Jon, toujours aussi peu loquace, me laisse entretenir la conversation avec le chauffeur. Mais mon anglais scolaire n'est pas toujours très bien compris par mon interlocuteur et moi je ne saisis pas toujours son slang.
Heureusement, l'harmonica supplée à nos silences.
Plus l'heure avance, plus je me demande ce que je fais ici avec ce type bizarre. J'espérais gagner la côte pacifique au plus vite et voilà que j'erre dans la montagne à sa suite...
Pourtant, il semble savoir où il va... Moi, je me sens tout à fait perdu. J'ai bien une carte routière, mais elle n'est pas à une échelle suffisante pour que je puisse me repérer.



Je sais que nous nous trouvons quelque part entre le Montana et le Wyoming, en pleines montagnes rocheuses. Soudain, dans un virage, je vois très haut dans le lointain, éclairée par le soleil couchant, une somptueuse apparition. Une montagne fantastique flottant sur les nuages, belle à couper le souffle. J'apprendrai plus tard qu'il s'agit du Grand Téton!

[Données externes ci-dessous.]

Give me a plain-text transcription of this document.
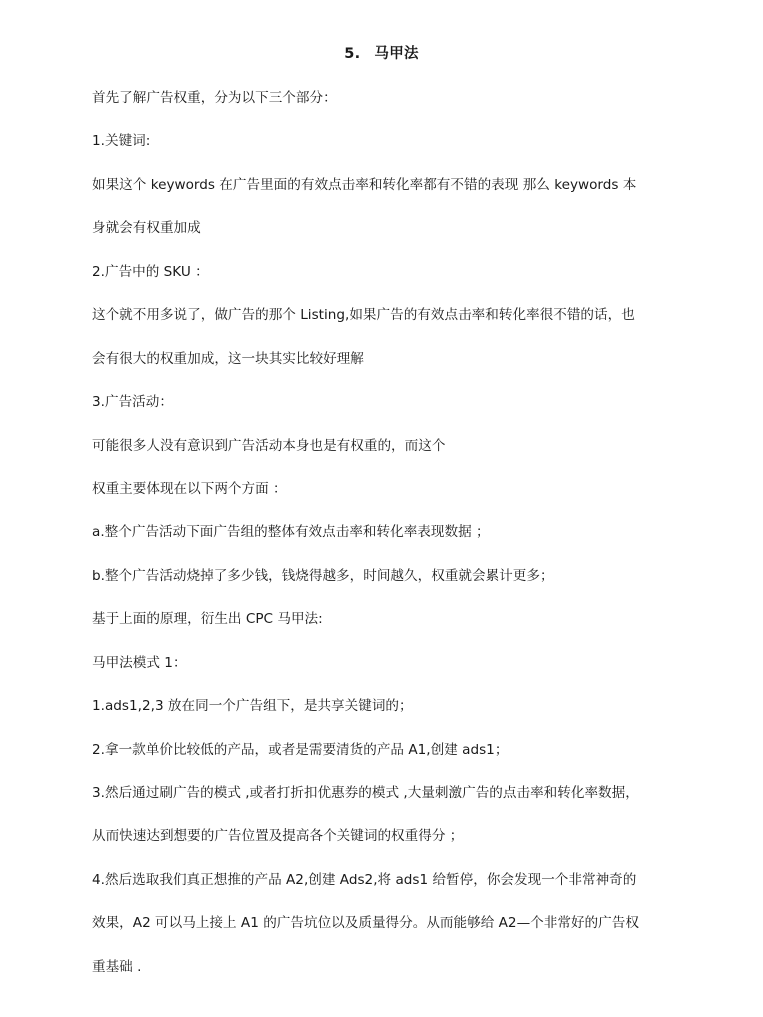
5. 马甲法
首先了解广告权重，分为以下三个部分：
1.关键词:
如果这个 keywords 在广告里面的有效点击率和转化率都有不错的表现 那么 keywords 本
身就会有权重加成
2.广告中的 SKU ：
这个就不用多说了，做广告的那个 Listing,如果广告的有效点击率和转化率很不错的话，也
会有很大的权重加成，这一块其实比较好理解
3.广告活动：
可能很多人没有意识到广告活动本身也是有权重的，而这个
权重主要体现在以下两个方面 ：
a.整个广告活动下面广告组的整体有效点击率和转化率表现数据 ；
b.整个广告活动烧掉了多少钱，钱烧得越多，时间越久，权重就会累计更多；
基于上面的原理，衍生出 CPC 马甲法:
马甲法模式 1：
1.ads1,2,3 放在同一个广告组下，是共享关键词的；
2.拿一款单价比较低的产品，或者是需要清货的产品 A1,创建 ads1；
3.然后通过刷广告的模式 ,或者打折扣优惠券的模式 ,大量刺激广告的点击率和转化率数据，
从而快速达到想要的广告位置及提高各个关键词的权重得分 ；
4.然后选取我们真正想推的产品 A2,创建 Ads2,将 ads1 给暂停，你会发现一个非常神奇的
效果，A2 可以马上接上 A1 的广告坑位以及质量得分。从而能够给 A2—个非常好的广告权
重基础 .
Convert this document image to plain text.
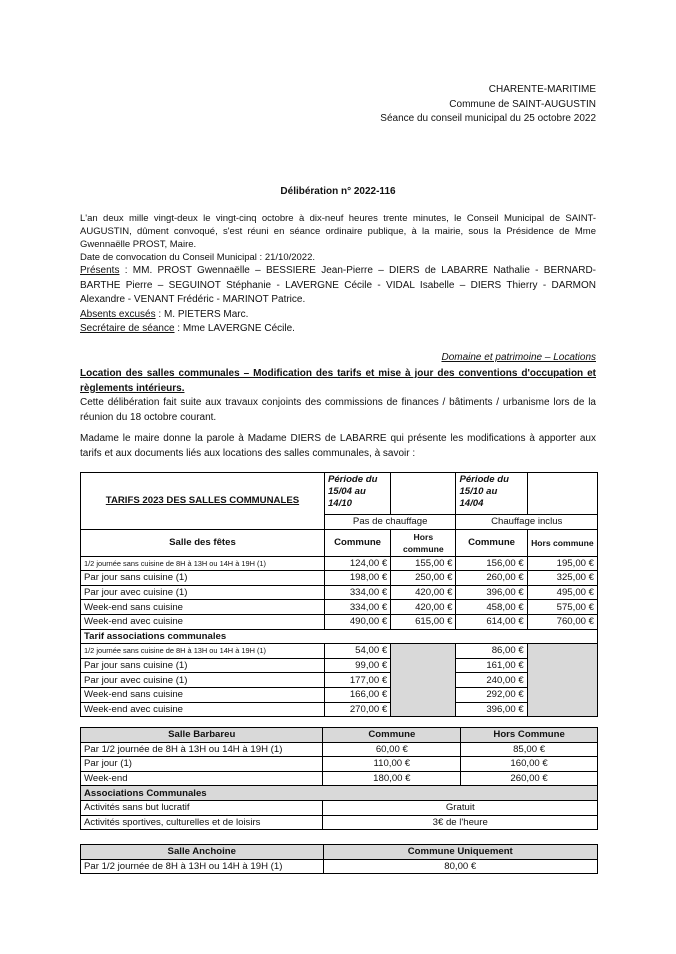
CHARENTE-MARITIME
Commune de SAINT-AUGUSTIN
Séance du conseil municipal du 25 octobre 2022
Délibération n° 2022-116

L'an deux mille vingt-deux le vingt-cinq octobre à dix-neuf heures trente minutes, le Conseil Municipal de SAINT-AUGUSTIN, dûment convoqué, s'est réuni en séance ordinaire publique, à la mairie, sous la Présidence de Mme Gwennaëlle PROST, Maire.

Date de convocation du Conseil Municipal : 21/10/2022.

Présents : MM. PROST Gwennaëlle – BESSIERE Jean-Pierre – DIERS de LABARRE Nathalie - BERNARD-BARTHE Pierre – SEGUINOT Stéphanie - LAVERGNE Cécile - VIDAL Isabelle – DIERS Thierry - DARMON Alexandre - VENANT Frédéric - MARINOT Patrice.

Absents excusés : M. PIETERS Marc.

Secrétaire de séance : Mme LAVERGNE Cécile.

Domaine et patrimoine – Locations

Location des salles communales – Modification des tarifs et mise à jour des conventions d'occupation et règlements intérieurs.

Cette délibération fait suite aux travaux conjoints des commissions de finances / bâtiments / urbanisme lors de la réunion du 18 octobre courant.

Madame le maire donne la parole à Madame DIERS de LABARRE qui présente les modifications à apporter aux tarifs et aux documents liés aux locations des salles communales, à savoir :

TARIFS 2023 DES SALLES COMMUNALES	Période du 15/04 au 14/10		Période du 15/10 au 14/04	
	Pas de chauffage		Chauffage inclus	
Salle des fêtes	Commune	Hors commune	Commune	Hors commune
1/2 journée sans cuisine de 8H à 13H ou 14H à 19H (1)	124,00 €	155,00 €	156,00 €	195,00 €
Par jour sans cuisine (1)	198,00 €	250,00 €	260,00 €	325,00 €
Par jour avec cuisine (1)	334,00 €	420,00 €	396,00 €	495,00 €
Week-end sans cuisine	334,00 €	420,00 €	458,00 €	575,00 €
Week-end avec cuisine	490,00 €	615,00 €	614,00 €	760,00 €
Tarif associations communales				
1/2 journée sans cuisine de 8H à 13H ou 14H à 19H (1)	54,00 €		86,00 €	
Par jour sans cuisine (1)	99,00 €		161,00 €	
Par jour avec cuisine (1)	177,00 €		240,00 €	
Week-end sans cuisine	166,00 €		292,00 €	
Week-end avec cuisine	270,00 €		396,00 €	
Salle Barbareu	Commune	Hors Commune
Par 1/2 journée de 8H à 13H ou 14H à 19H (1)	60,00 €	85,00 €
Par jour (1)	110,00 €	160,00 €
Week-end	180,00 €	260,00 €
Associations Communales		
Activités sans but lucratif	Gratuit	
Activités sportives, culturelles et de loisirs	3€ de l'heure	
Salle Anchoine	Commune Uniquement
Par 1/2 journée de 8H à 13H ou 14H à 19H (1)	80,00 €
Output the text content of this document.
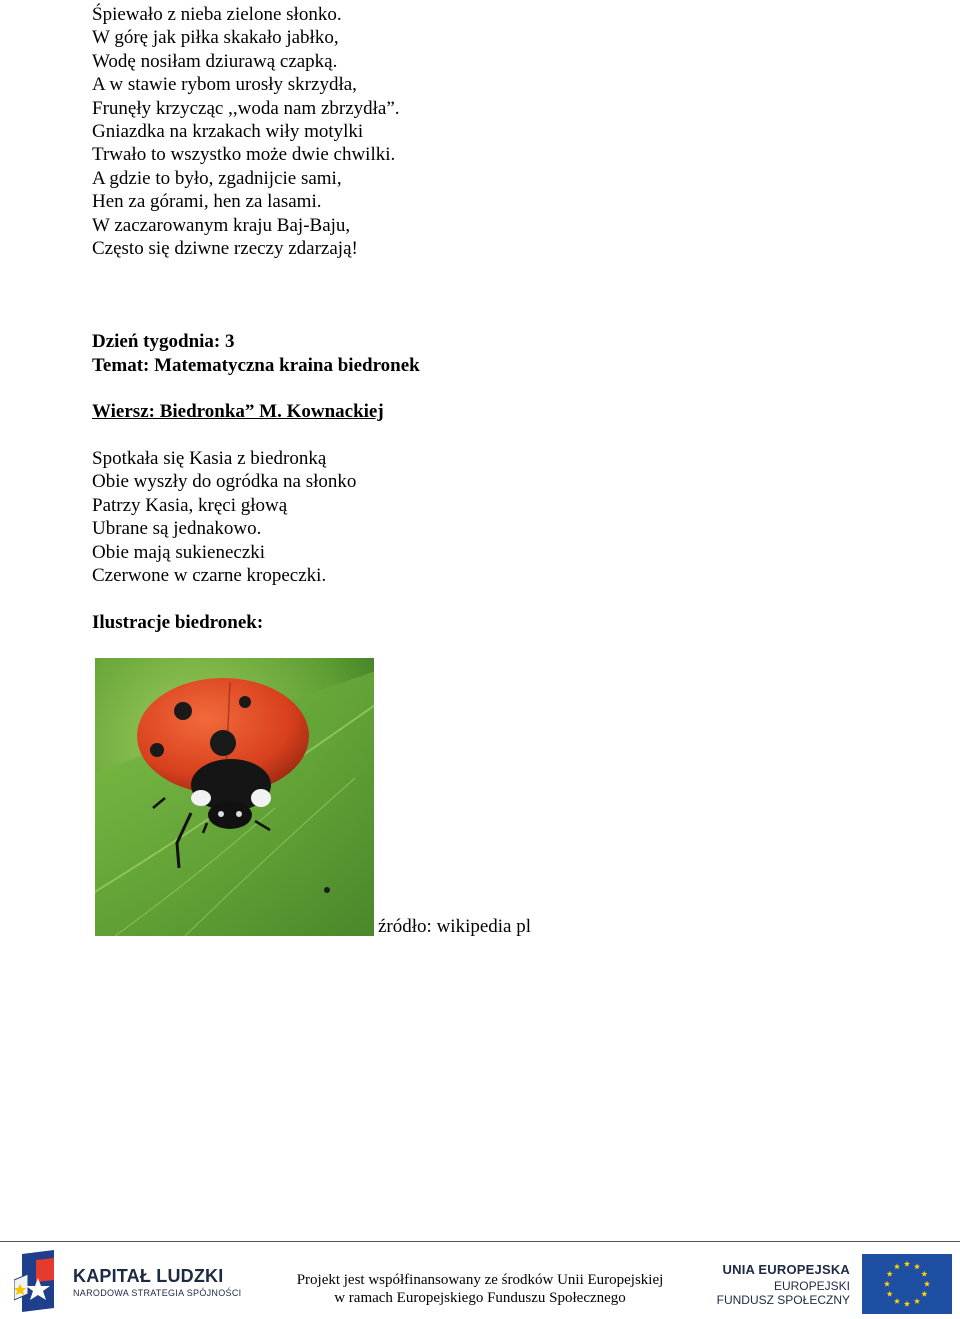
Śpiewało z nieba zielone słonko.
W górę jak piłka skakało jabłko,
Wodę nosiłam dziurawą czapką.
A w stawie rybom urosły skrzydła,
Frunęły krzycząc ,,woda nam zbrzydła”.
Gniazdka na krzakach wiły motylki
Trwało to wszystko może dwie chwilki.
A gdzie to było, zgadnijcie sami,
Hen za górami, hen za lasami.
W zaczarowanym kraju Baj-Baju,
Często się dziwne rzeczy zdarzają!
Dzień tygodnia: 3
Temat: Matematyczna kraina biedronek
Wiersz: Biedronka” M. Kownackiej
Spotkała się Kasia z biedronką
Obie wyszły do ogródka na słonko
Patrzy Kasia, kręci głową
Ubrane są jednakowo.
Obie mają sukieneczki
Czerwone w czarne kropeczki.
Ilustracje biedronek:
źródło: wikipedia pl
KAPITAŁ LUDZKI
NARODOWA STRATEGIA SPÓJNOŚCI
Projekt jest współfinansowany ze środków Unii Europejskiej
w ramach Europejskiego Funduszu Społecznego
UNIA EUROPEJSKA
EUROPEJSKI
FUNDUSZ SPOŁECZNY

( Le Grand Teton est une montagne située dans le parc national de Grand Teton dans le nord-ouest du Wyoming aux États-Unis. Du haut de ses 4 197 mètres, elle est le point culminant du parc national ainsi que celui du massif de Teton Range. Il s'agit de la seconde plus haute montagne du Wyoming).

La nouvelle-Orléans


A la Nouvelle-Orléans j'ai passé quelques jours fabuleux à entendre des Noirs chanter, improviser jour et nuit, dans les rues, sur les échafaudages, dans des bouges à rhum, dans les églises. Je n'avais plus un cent, mais je trouvais toujours à manger, à boire, à baiser. Échoué à Galveston, sans le moindre dollar, le consul de Suisse m'a rapatrié vers l'Europe à bord d'un cargo suisse, le S/S Righi. Mais j'ai déjà raconté tout ça dans "À moi la liberté", ouvrage tiré à la ronéo et vendu au porte-à-porte comme mes premiers et détestables poèmes.